Некоторые из этих псевдонасекомых могли как пули прошить человеческое тело; другие служили для создания оптических систем, которые фокусировали солнечное тепло и создавали тепловые течения, перемещавшие большие воздушные массы, — если план кампании предусматривал, например, проливные дожди или, напротив, солнечную погоду. Были «насекомые» таких «метеорологических служб», которым сегодня вообще нет аналогий; взять хотя бы эндотермических синсектов, поглощавших значительное количество энергии для того, чтобы посредством резкого охлаждения воздуха вызвать на заданной территории густой туман или инверсию температуры. Были еще синсекты, способные сбиться в лазерный излучатель разового действия; такие излучатели заменили прежнюю артиллерию. Впрочем, едва ли тут можно говорить о замене, ведь от артиллерии (в нынешнем значении этого слова) проку на поле боя было не больше, чем от пращи и баллисты. Новое оружие диктовало новые условия боя, а следовательно, новую тактику и стратегию, общим знаменателем которых было полное отсутствие людей.
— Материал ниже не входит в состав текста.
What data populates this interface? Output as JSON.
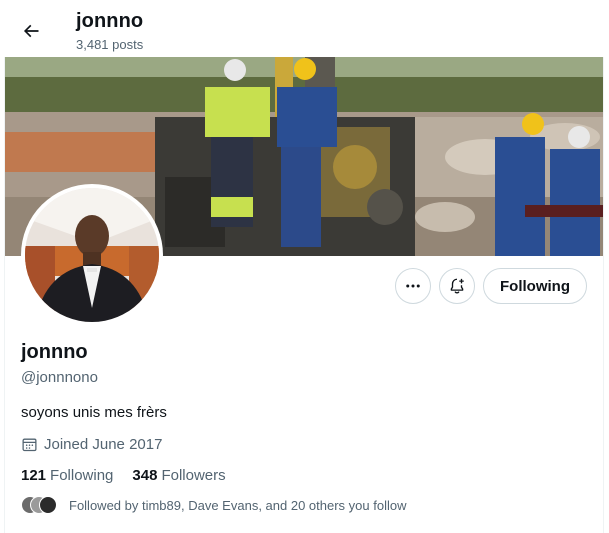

Но для приверженцев мундира, знамен, смен караула, почетных конвоев, маршировки, перестроений, муштры, штыковых атак и медалей за храбрость новая эра в военном деле была изменой возвышенным идеалам, сплошной обидой и поношением. Эту новую эру специалисты назвали «эволюцией вверх ногами» (Upside — down Evoluton), потому что в Природе сперва появились организмы простые и микроскопические, из которых затем через миллионы лет возникали все более крупные по размерам виды, а в эволюции вооружений послеатомной эпохи возобладала обратная тенденция — тенденция к микроминиатюризации. Микроармии создавались в два этапа. На первом этапе конструкторами и изготовителями безлюдного микрооружия были еще люди. На втором этапе мертвые микродивизии микроконструкторов изобретали микросолдат, испытывали их в боевой обстановке и направляли в массовое производство.
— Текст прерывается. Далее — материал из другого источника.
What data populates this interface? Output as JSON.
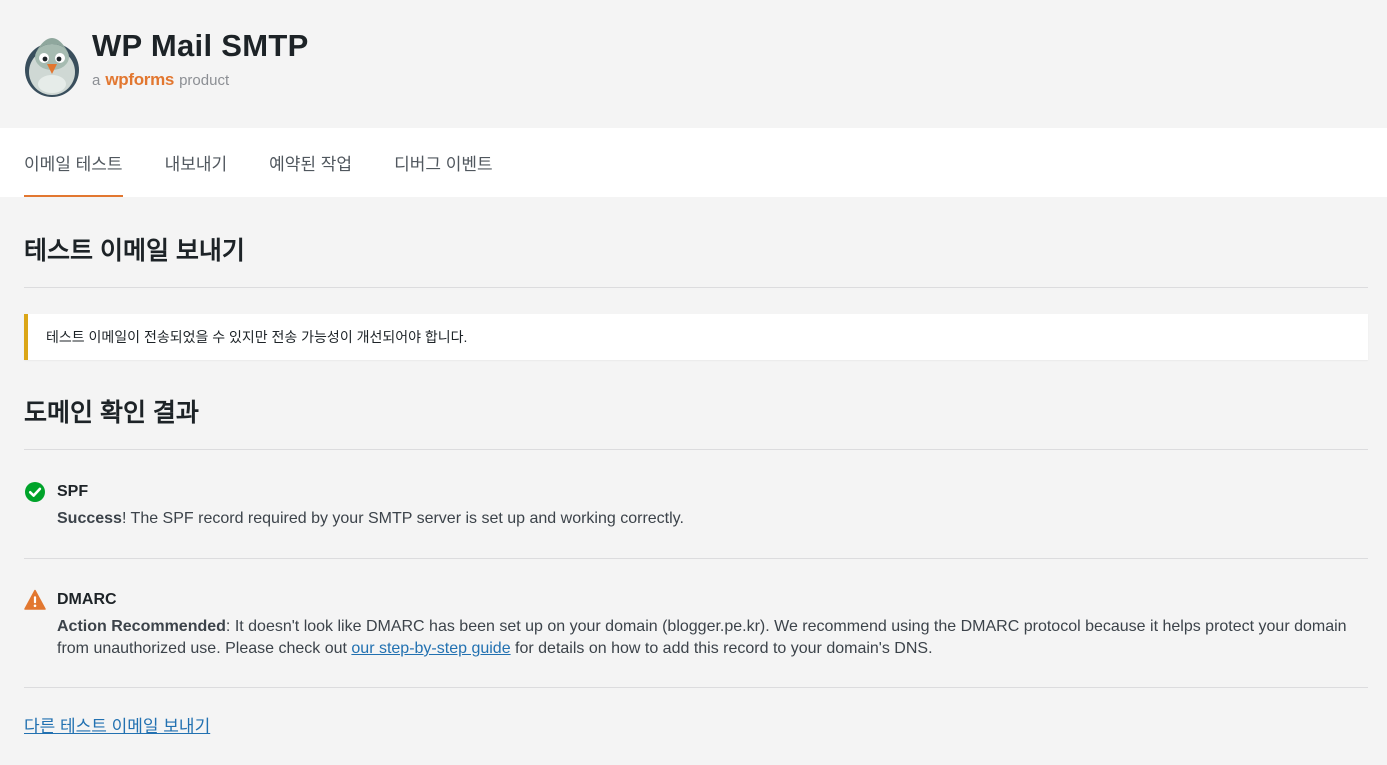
{
  "brand": {
    "title": "WP Mail SMTP",
    "sub_prefix": "a",
    "sub_brand": "wpforms",
    "sub_suffix": "product"
  },
  "tabs": [
    {
      "label": "이메일 테스트",
      "active": true
    },
    {
      "label": "내보내기",
      "active": false
    },
    {
      "label": "예약된 작업",
      "active": false
    },
    {
      "label": "디버그 이벤트",
      "active": false
    }
  ],
  "main": {
    "title": "테스트 이메일 보내기",
    "notice": "테스트 이메일이 전송되었을 수 있지만 전송 가능성이 개선되어야 합니다.",
    "domain_title": "도메인 확인 결과",
    "results": [
      {
        "name": "SPF",
        "status": "success",
        "status_label": "Success",
        "message": "! The SPF record required by your SMTP server is set up and working correctly."
      },
      {
        "name": "DMARC",
        "status": "warning",
        "status_label": "Action Recommended",
        "message_before": ": It doesn't look like DMARC has been set up on your domain (blogger.pe.kr). We recommend using the DMARC protocol because it helps protect your domain from unauthorized use. Please check out ",
        "link_text": "our step-by-step guide",
        "message_after": " for details on how to add this record to your domain's DNS."
      }
    ],
    "send_another_label": "다른 테스트 이메일 보내기"
  },
  "colors": {
    "accent": "#e27730",
    "success": "#00a32a",
    "warning": "#e27730",
    "notice_border": "#dba617",
    "link": "#2271b1"
  }
}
Люди устранялись сначала из армии, а затем и из военной промышленности в результате «социоинтеграционной деградации». Деградировал отдельный солдат: он был уже не разумным существом с большим мозгом, а «солдатом разового использования» и в качестве такового становился все более простым и миниатюрным. (Впрочем, антимилитаристы утверждали и раньше, что в современной войне ввиду высоких потерь все ее участники, кроме высших чинов, были «солдатами на один раз».) В конце концов микровояка имел разума столько же, сколько муравей или термит. Тем большее значение приобретала псевдосоциальная совокупность мини-бойцов. Любая из неживых армий была несравненно сложнее, чем улей или муравейник. В плане своей структуры и внутренних зависимостей она соответствовала скорее «большим биотопам» живой природы, то есть целым пирамидам видов флоры и фауны, которые живут совместно на определенной территории, в определенной экологической среде и между которыми существует сложная сеть отношений конкуренции, антагонизма и симбиоза, уравновешивающих друг друга в процессе эволюции.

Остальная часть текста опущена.